Ujung terowongan ini langsung bercabang menajdi tiga bagian, menuju area kemping, jalan setapak menuju spot panjat tebing, dan yang menuju Puncak Gajah Mungkur dan anak Gunung Kelud. Jalan yang pertama saya ambil adalah yang menuju anak Gunung Kelud. Jalan setapak yang sedikit ramai ini menju ke arah anak Gunung Kelud, tepat di bawah Tebing Sumbing. Dahulu, ini adalah jalan setapak menuju danau kawah Kelud yang katanya berwarna Tosca. Danau kawah Kelud itu kini berganti menjadi anak Gunung Kelud yang berwarna hitam pekat, masih mengeluarkan asap, dan tepat di ujung jalan setapak dipasangi pagar agar pengunjung tidak mendekat. Mendekati pagar pembatas, tidak terlalu banyak orang yang datang ke area ini, sehingga memungkinkan saya untuk sedikit mengambil foto sisi samping Tebing Sumbing dan anak Kelud dengan jarak yang terdekat.
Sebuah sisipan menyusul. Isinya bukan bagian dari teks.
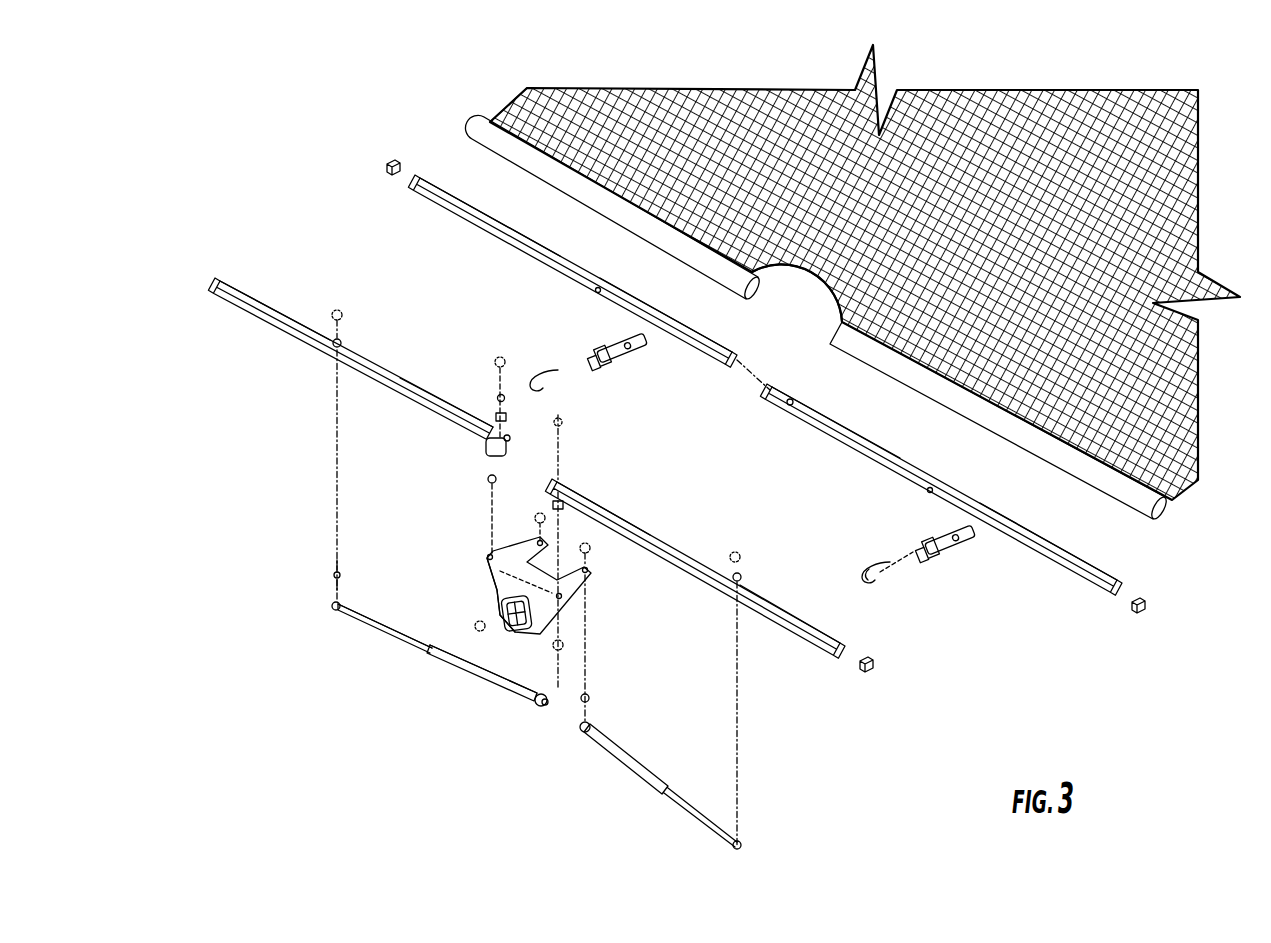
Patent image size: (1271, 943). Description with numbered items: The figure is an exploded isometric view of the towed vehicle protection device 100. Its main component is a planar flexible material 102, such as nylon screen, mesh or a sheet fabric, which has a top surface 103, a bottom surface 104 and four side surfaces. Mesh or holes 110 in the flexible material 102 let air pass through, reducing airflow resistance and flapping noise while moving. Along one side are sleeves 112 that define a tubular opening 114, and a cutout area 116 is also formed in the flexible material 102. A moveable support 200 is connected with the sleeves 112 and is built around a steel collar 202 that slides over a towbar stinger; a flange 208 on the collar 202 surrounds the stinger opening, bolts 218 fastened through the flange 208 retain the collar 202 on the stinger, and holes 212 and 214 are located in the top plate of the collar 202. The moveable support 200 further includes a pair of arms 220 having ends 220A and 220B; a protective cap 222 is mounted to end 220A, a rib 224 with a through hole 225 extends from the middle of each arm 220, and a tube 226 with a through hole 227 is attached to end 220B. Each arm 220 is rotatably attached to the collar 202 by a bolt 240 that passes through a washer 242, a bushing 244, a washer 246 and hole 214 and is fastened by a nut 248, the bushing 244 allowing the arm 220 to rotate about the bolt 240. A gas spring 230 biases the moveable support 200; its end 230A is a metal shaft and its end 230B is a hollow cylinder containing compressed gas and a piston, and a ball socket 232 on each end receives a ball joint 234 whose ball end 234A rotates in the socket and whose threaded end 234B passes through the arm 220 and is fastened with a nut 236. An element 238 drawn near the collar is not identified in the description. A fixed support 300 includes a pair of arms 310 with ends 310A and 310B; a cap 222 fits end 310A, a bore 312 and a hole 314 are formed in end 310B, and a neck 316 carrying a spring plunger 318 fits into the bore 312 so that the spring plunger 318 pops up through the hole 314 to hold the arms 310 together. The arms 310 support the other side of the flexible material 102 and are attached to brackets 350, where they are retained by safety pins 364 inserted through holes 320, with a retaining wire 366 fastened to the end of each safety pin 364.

The protection device 100 is at (264, 166).
The flexible material 102 is at (510, 122).
The top surface 103 is at (500, 129).
The bottom surface 104 is at (1175, 517).
The mesh 110 is at (962, 390).
The sleeves 112 is at (497, 148).
The tubular opening 114 is at (753, 294).
The cutout area 116 is at (818, 322).
The moveable support 200 is at (877, 729).
The collar 202 is at (487, 556).
The flange 208 is at (487, 581).
The hole 212 is at (590, 572).
The hole 214 is at (564, 598).
The bolts 218 is at (474, 627).
The arms 220 is at (377, 354).
The end 220A is at (238, 280).
The end 220B is at (440, 406).
The protective cap 222 is at (880, 668).
The rib 224 is at (345, 336).
The through hole 225 is at (334, 340).
The tube 226 is at (488, 452).
The through hole 227 is at (511, 441).
The gas spring 230 is at (451, 668).
The end 230A is at (373, 628).
The end 230B is at (490, 686).
The ball socket 232 is at (334, 611).
The ball joint 234 is at (334, 575).
The ball end 234A is at (334, 579).
The threaded end 234B is at (334, 572).
The nut 236 is at (333, 309).
The fastener 238 is at (537, 514).
The bolts 240 is at (504, 364).
The washer 242 is at (505, 401).
The bushing 244 is at (507, 421).
The washer 246 is at (487, 480).
The nut 248 is at (496, 599).
The fixed support 300 is at (1074, 632).
The arms 310 is at (525, 259).
The end 310A is at (696, 328).
The end 310B is at (447, 209).
The bore 312 is at (735, 380).
The hole 314 is at (718, 371).
The neck 316 is at (768, 402).
The spring plunger 318 is at (789, 412).
The hole 320 is at (594, 290).
The brackets 350 is at (608, 336).
The safety pins 364 is at (890, 580).
The retaining wire 366 is at (876, 562).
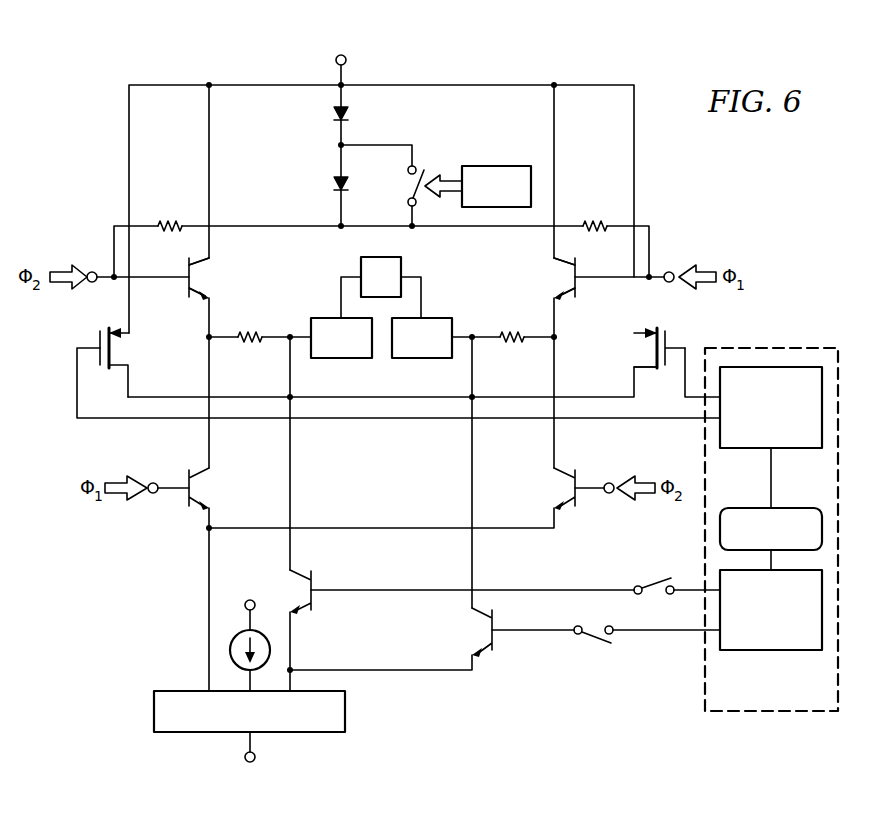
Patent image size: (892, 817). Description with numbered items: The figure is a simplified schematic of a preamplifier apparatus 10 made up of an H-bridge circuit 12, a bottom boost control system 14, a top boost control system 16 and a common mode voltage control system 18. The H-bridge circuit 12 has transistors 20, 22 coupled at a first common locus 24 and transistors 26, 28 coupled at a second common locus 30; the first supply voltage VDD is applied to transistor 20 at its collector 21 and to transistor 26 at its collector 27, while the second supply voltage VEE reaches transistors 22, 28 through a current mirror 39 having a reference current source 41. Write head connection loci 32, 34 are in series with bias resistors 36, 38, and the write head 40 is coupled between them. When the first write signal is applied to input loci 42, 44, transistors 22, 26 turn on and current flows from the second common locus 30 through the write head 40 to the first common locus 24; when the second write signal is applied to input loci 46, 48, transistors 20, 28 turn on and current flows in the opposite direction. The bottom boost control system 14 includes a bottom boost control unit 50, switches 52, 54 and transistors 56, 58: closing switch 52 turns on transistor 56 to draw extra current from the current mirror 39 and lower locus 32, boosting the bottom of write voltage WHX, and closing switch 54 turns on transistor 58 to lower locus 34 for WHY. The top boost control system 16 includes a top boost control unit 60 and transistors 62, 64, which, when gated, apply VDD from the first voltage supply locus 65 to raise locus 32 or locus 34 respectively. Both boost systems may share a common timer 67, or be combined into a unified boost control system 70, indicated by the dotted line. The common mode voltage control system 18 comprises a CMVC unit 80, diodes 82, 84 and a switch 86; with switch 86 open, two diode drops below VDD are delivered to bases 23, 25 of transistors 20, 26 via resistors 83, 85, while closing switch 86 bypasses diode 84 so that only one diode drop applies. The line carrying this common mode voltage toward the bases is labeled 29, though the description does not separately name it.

Setelah puas, kami kembali ke depan terowongan dan mengambil jalan setapak ke arah camping ground. Area ini tidak sejauh seperti menuju pagar pembatas anak Gunung Kelud, lokasi untuk kempingnya pun tidak terlalu luas. Puas melihat-lihat sekeliling, kami kembali ke depan terowongan dan mengambil jalan menuju tangga Puncak Gajah Mungkur. Waktu sudah menunjukan pukul 11.00 WIB dan kedua teman kami pamit pulang karena mereka tidak libur.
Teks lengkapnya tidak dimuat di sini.